- Location: Bossemptélé, Ouham-Pendé, Central African Republic
- Date: 18 January 2014
- Target: Muslim civilians
- Attack type: Massacre
- Weapons: Firearms, machetes
- Deaths: 100+ (including two perpetrators)
- Perpetrators: Anti-balaka

= Bossemptélé massacre =

Terrorist incident in Central African Republic

On 18 January 2014 more than 100 people were killed by Anti-balaka militias in Bossemptélé in the Ouham-Pendé prefecture of the Central African Republic.

== Attack ==
On 17 January 2014 Séléka fighters withdrew from Bossemptélé. With international forces largely absent, the next day Anti-balaka fighters attacked the city. The few armed Muslims and Séléka fighters who remained in the city tried to resist but were defeated. Anti-balaka then attacked Muslim civilians killing some of them. Some Muslims fled the city, while some took refuge at local Catholic mission. According to Amnesty International, more than 100 civilians were killed during this massacre, including a 70-year old imam. Most victims were adult men, but also included women, children and elders. Two days later four Muslim women were killed by Anti-balaka fighters.

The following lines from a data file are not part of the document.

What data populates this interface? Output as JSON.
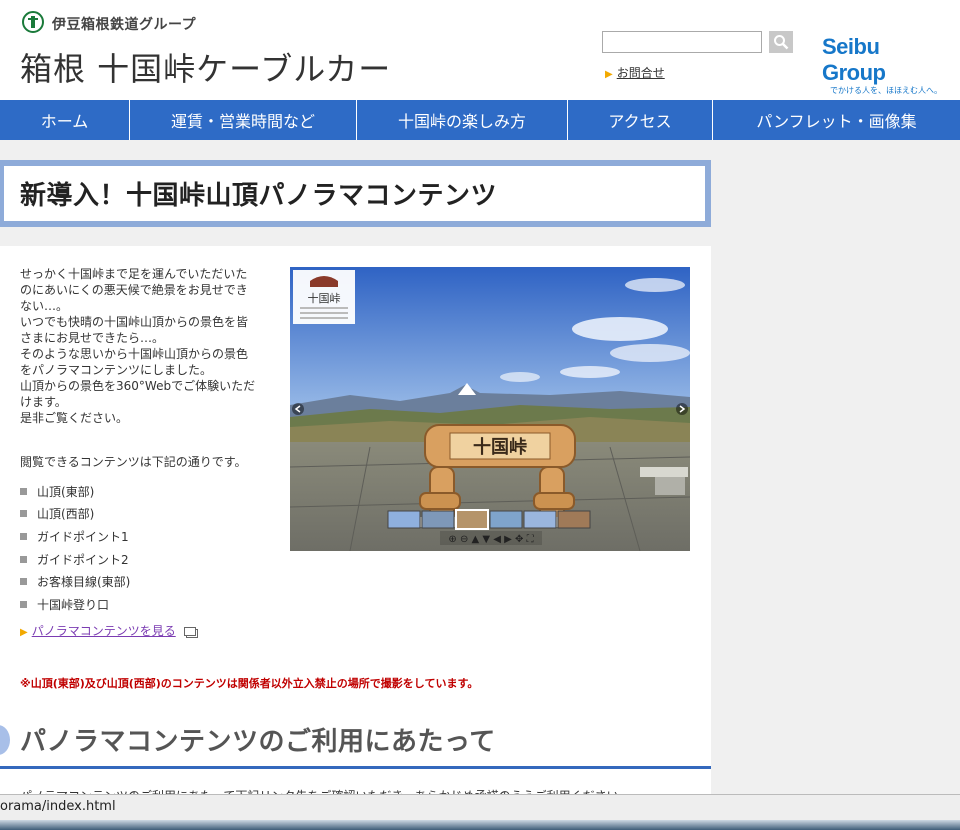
{
  "header": {
    "brand_text": "伊豆箱根鉄道グループ",
    "site_title": "箱根 十国峠ケーブルカー",
    "search_placeholder": "",
    "contact_label": "お問合せ",
    "partner_name": "Seibu Group",
    "partner_tagline": "でかける人を、ほほえむ人へ。"
  },
  "nav": {
    "items": [
      {
        "label": "ホーム"
      },
      {
        "label": "運賃・営業時間など"
      },
      {
        "label": "十国峠の楽しみ方"
      },
      {
        "label": "アクセス"
      },
      {
        "label": "パンフレット・画像集"
      }
    ]
  },
  "page": {
    "title": "新導入！十国峠山頂パノラマコンテンツ"
  },
  "content": {
    "intro_lines": [
      "せっかく十国峠まで足を運んでいただいた",
      "のにあいにくの悪天候で絶景をお見せでき",
      "ない…。",
      "いつでも快晴の十国峠山頂からの景色を皆",
      "さまにお見せできたら…。",
      "そのような思いから十国峠山頂からの景色",
      "をパノラマコンテンツにしました。",
      "山頂からの景色を360°Webでご体験いただ",
      "けます。",
      "是非ご覧ください。"
    ],
    "list_lead": "閲覧できるコンテンツは下記の通りです。",
    "list_items": [
      "山頂(東部)",
      "山頂(西部)",
      "ガイドポイント1",
      "ガイドポイント2",
      "お客様目線(東部)",
      "十国峠登り口"
    ],
    "panorama_link": "パノラマコンテンツを見る",
    "notice": "※山頂(東部)及び山頂(西部)のコンテンツは関係者以外立入禁止の場所で撮影をしています。",
    "panorama": {
      "sign_text": "十国峠",
      "logo_title": "十国峠",
      "thumbnails_count_selected": 3
    }
  },
  "section": {
    "heading": "パノラマコンテンツのご利用にあたって",
    "text": "パノラマコンテンツのご利用にあたって下記リンク先をご確認いただき、あらかじめ承諾のうえご利用ください。"
  },
  "statusbar": {
    "url": "orama/index.html"
  },
  "colors": {
    "nav": "#2e6bc6",
    "title_border": "#8eabd9",
    "notice": "#c00000",
    "accent_triangle": "#f2a900",
    "seibu_blue": "#1677c9"
  }
}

Local religious officials tried to contact international forces to secure city for two weeks with no response.

== Aftermath ==
On 1 March 2014, African peacekeepers evacuated 190 people from Bossemptélé, but 65 people were left behind including women, children and people with disabilities who were unable to climb onto the trucks. In April, French forces came to the town and Anti-balaka fighters dismantled their checkpoints and returned to local villages.